The department began air operations in 1969 and was one of the first members of the Airborne Law Enforcement Association.

In 1999, the department expanded its operations by creating the Foothill Air Support Team (FAST), working with ten nearby police departments by providing air support to cities that could not afford their own helicopter. Besides Pasadena, cities participating in FAST are Alhambra, Arcadia, Covina, Monrovia, Glendora, San Marino, South Pasadena, Sierra Madre, Pomona, and Irwindale. Three police officers are chosen from the participating FAST cities to work as Tactical Flight Officers, whose duties include observing, monitoring radio frequency for all participating cities, navigating, and coordinating ground units.

Pasadena PD also operates and stores a Eurocopter AS350 Écureuil owned by the Los Angeles Interagency Metropolitan Police Apprehension Crime Task Force (L.A. IMPACT). A pilot and Tactical Flight Officer are assigned full-time to L.A. IMPACT to assist narcotics detectives with high altitude surveillance operations.

The department maintains five of their own helicopters, based at an area near Jet Propulsion Laboratory and the Rose Bowl.

Using a strategy developed by Lieutenant Mike Ingram, Pasadena PD Air Support and the San Gabriel Valley Mosquito and Vector Control District use Pasadena PD helicopters to check swimming pools in 23 cities to ensure cleanliness and to prevent the West Nile virus.

On 17 November 2012, a police helicopter struck another on the ground at the department's heliport, injuring five people. Both aircraft suffered considerable damage.

===Fleet===

- MD 500 - 1
- Bell 206 BIII - 1
- Bell OH-58 Kiowa Warrior - 3

==Other departments==

Some nearby departments rely on the Pasadena Police Department if any department lacks resources.

- Pasadena City College Police and Safety Services - Patrols property of the Pasadena Area Community College District with seven officers and 85 cadets.

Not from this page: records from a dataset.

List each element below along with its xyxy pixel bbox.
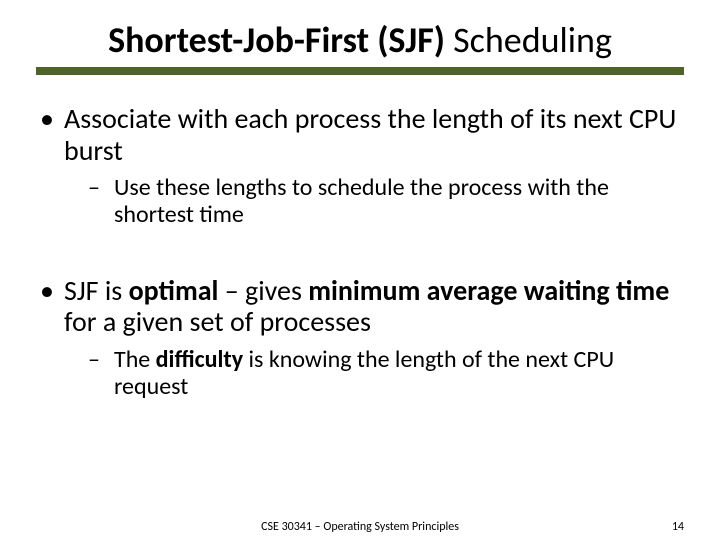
title-regular: Scheduling — [445, 18, 612, 62]
footer-page-number: 14 — [672, 520, 684, 534]
bullet-2: SJF is optimal – gives minimum average w… — [36, 275, 684, 400]
slide-title: Shortest-Job-First (SJF) Scheduling — [36, 20, 684, 61]
bullet-1-sub: Use these lengths to schedule the proces… — [64, 174, 684, 229]
bullet-2-sub-1-text: The difficulty is knowing the length of … — [114, 345, 614, 401]
bullet-1: Associate with each process the length o… — [36, 103, 684, 228]
bullet-1-sub-1-text: Use these lengths to schedule the proces… — [114, 173, 609, 229]
bullet-2-text: SJF is optimal – gives minimum average w… — [64, 273, 669, 339]
title-rule — [36, 67, 684, 75]
footer-course: CSE 30341 – Operating System Principles — [261, 520, 459, 534]
bullet-1-sub-1: Use these lengths to schedule the proces… — [88, 174, 684, 229]
bullet-1-text: Associate with each process the length o… — [64, 101, 676, 167]
spacer — [36, 239, 684, 275]
bullet-2-sub-1: The difficulty is knowing the length of … — [88, 346, 684, 401]
bullet-2-sub: The difficulty is knowing the length of … — [64, 346, 684, 401]
bullet-list: Associate with each process the length o… — [36, 103, 684, 228]
bullet-list-2: SJF is optimal – gives minimum average w… — [36, 275, 684, 400]
title-bold: Shortest-Job-First (SJF) — [108, 18, 445, 62]
slide: Shortest-Job-First (SJF) Scheduling Asso… — [0, 0, 720, 540]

Officers are not armed, but have direct radio contact with the Pasadena Police Department.
- South Pasadena Police Department - Jurisdiction in the city of South Pasadena with 35 officers. PPD provides air support for the city of South Pasadena. South Pasadena used the Pasadena City Jail and the Pasadena Courthouse until 2004 when switching to the city of Alhambra jail and Alhambra Courthouse, citing high costs, and to allow the cities of Monrovia and Arcadia to use the Pasadena City Jail to house their prisoners after the old Santa Anita Judicial District Courthouse in Monrovia closed down.
- Los Angeles County Sheriff's Department - Has primary jurisdiction on Metro buses and trains running in Pasadena, the Pasadena courthouse, the unincorporated area addressed as "Pasadena, California" (including the Pasadena DMV office), Altadena, and assists the Pasadena Police Department in patrolling the Tournament of Roses Parade.